MUDEC reinterprets the spaces that it fits into with square-shaped forms coated with zinc and with a glass structure – illuminated 24/7 – that geometrically breaks the building that hosts it. The key feature of the new space is the Agorà, a covered courtyard dominated by a cloud-shaped vault: a meeting place between cultures and communities.
An area of over 17.000 sqm hosts the ethno-anthropologic heritage of the City of Milano, a collection of over 7000 objects – works of art, daily objects, fabrics and musical instruments from all over the world. The collection is mainly composed by objects from the Far East, Africa and pre-Columbian Americas, from ancient times to XIX century.
In 2020 the permanent exhibition is renewed through the analysis of the effects – for Milano and as seen from Milano – of the advent of an interconnected world, from the Early Modern Age to this day.
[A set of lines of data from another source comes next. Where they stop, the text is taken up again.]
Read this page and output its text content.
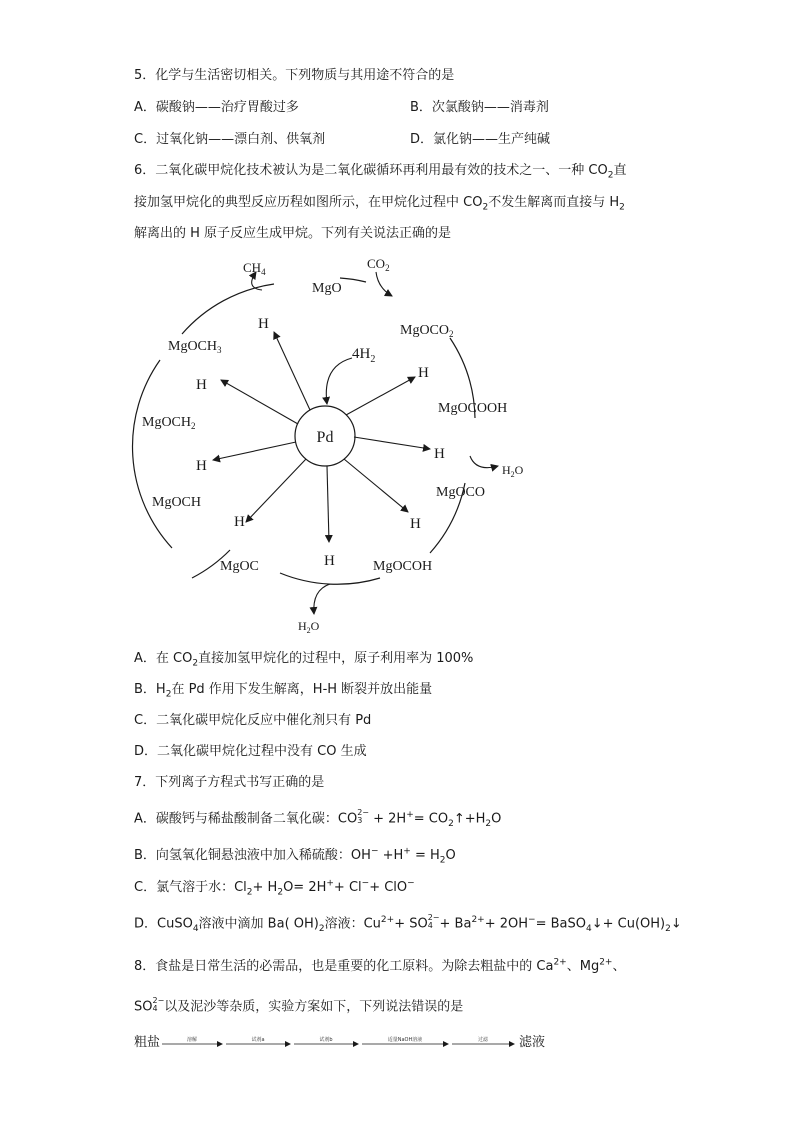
5．化学与生活密切相关。下列物质与其用途不符合的是
A．碳酸钠——治疗胃酸过多	B．次氯酸钠——消毒剂
C．过氧化钠——漂白剂、供氧剂	D．氯化钠——生产纯碱
6．二氧化碳甲烷化技术被认为是二氧化碳循环再利用最有效的技术之一、一种 $CO_2$直
接加氢甲烷化的典型反应历程如图所示，在甲烷化过程中 $CO_2$不发生解离而直接与 $H_2$
解离出的 H 原子反应生成甲烷。下列有关说法正确的是
Pd
$4H_2$
H
H
H
H
H
H
H
H
MgO
$CO_2$
$CH_4$
MgOCO$_2$
MgOCOOH
$H_2O$
MgOCO
MgOCOH
MgOC
$H_2O$
MgOCH
MgOCH$_2$
MgOCH$_3$
A．在 $CO_2$直接加氢甲烷化的过程中，原子利用率为 100%
B．$H_2$在 Pd 作用下发生解离，H-H 断裂并放出能量
C．二氧化碳甲烷化反应中催化剂只有 Pd
D．二氧化碳甲烷化过程中没有 CO 生成
7．下列离子方程式书写正确的是
A．碳酸钙与稀盐酸制备二氧化碳：CO 2−
$3 + 2H^+= CO_2↑+H_2O$
B．向氢氧化铜悬浊液中加入稀硫酸：$OH^- +H^+ = H_2O$
C．氯气溶于水：$Cl_2+ H_2O= 2H^++ Cl^-+ ClO^-$
D．CuSO$_4$溶液中滴加 Ba( $OH)_2$溶液：$Cu^{2+}+$ SO 2−
$4 + Ba^{2+}+ 2OH^-=$ BaSO$_4$↓+ $Cu(OH)_2↓$
8．食盐是日常生活的必需品，也是重要的化工原料。为除去粗盐中的 $Ca^{2+}$、$Mg^{2+}$、
SO 2−
4 以及泥沙等杂质，实验方案如下，下列说法错误的是
粗盐	溶解	试剂a	试剂b	适量NaOH溶液	过滤 滤液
Reflecting on role and responsibilities of ethnographic museums in the contemporary debate, the new exhibition path of the Permanent Collection “Global Milano. The World Seen from Here” proposes a story arranged in different core themes, in which the individual histories are interwoven with major global historical processes.
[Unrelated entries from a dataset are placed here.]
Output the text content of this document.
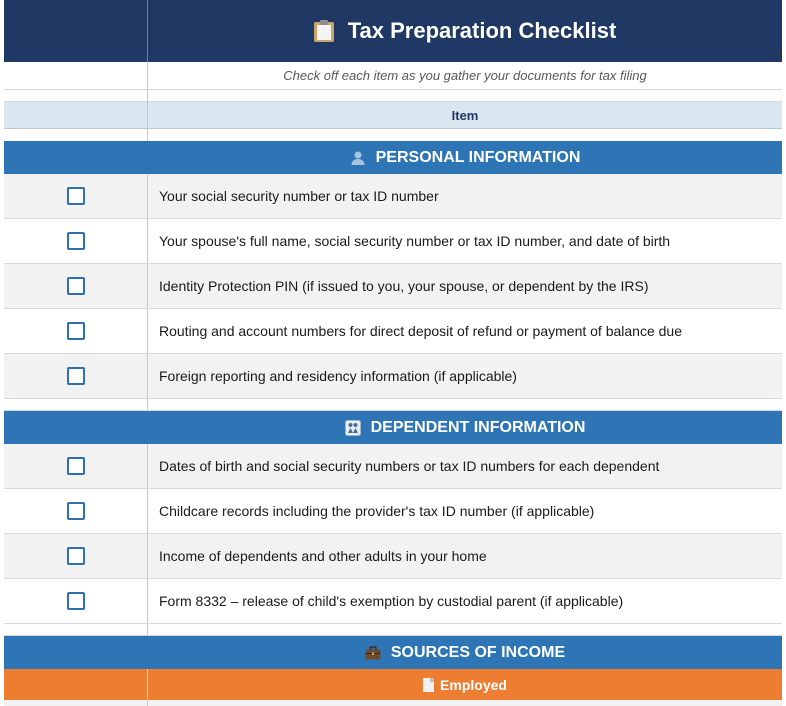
Tax Preparation Checklist
Check off each item as you gather your documents for tax filing
Item
PERSONAL INFORMATION
Your social security number or tax ID number
Your spouse's full name, social security number or tax ID number, and date of birth
Identity Protection PIN (if issued to you, your spouse, or dependent by the IRS)
Routing and account numbers for direct deposit of refund or payment of balance due
Foreign reporting and residency information (if applicable)
DEPENDENT INFORMATION
Dates of birth and social security numbers or tax ID numbers for each dependent
Childcare records including the provider's tax ID number (if applicable)
Income of dependents and other adults in your home
Form 8332 – release of child's exemption by custodial parent (if applicable)
SOURCES OF INCOME
Employed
Through a selection of objects from our and other institutions’ collections, visitors become acquainted with such complex concepts as globalization, imperialism and mercantilism and the interactive and immersive installations throughout the exhibition allow visitors to analyze independently the themes proposed.
In addition to the Permanent Collection, the MUDEC offers visitors a variety of cultural activities and services: temporary exhibitions, a conference auditorium with 300 seats, Mudec Bistrot, Mudec Design Store, Mudec Club restaurant, plus lecture rooms, the Mudec Junior area and parking spaces.
The room dedicated to Manfredo Settala Collection hosts a feather mosaic realized in Mexico in the XVII century: the featherwork is a portrait of Pope Alessandro VII Chigi and it is one of the rarest surviving examples of Mexican “amantecas”.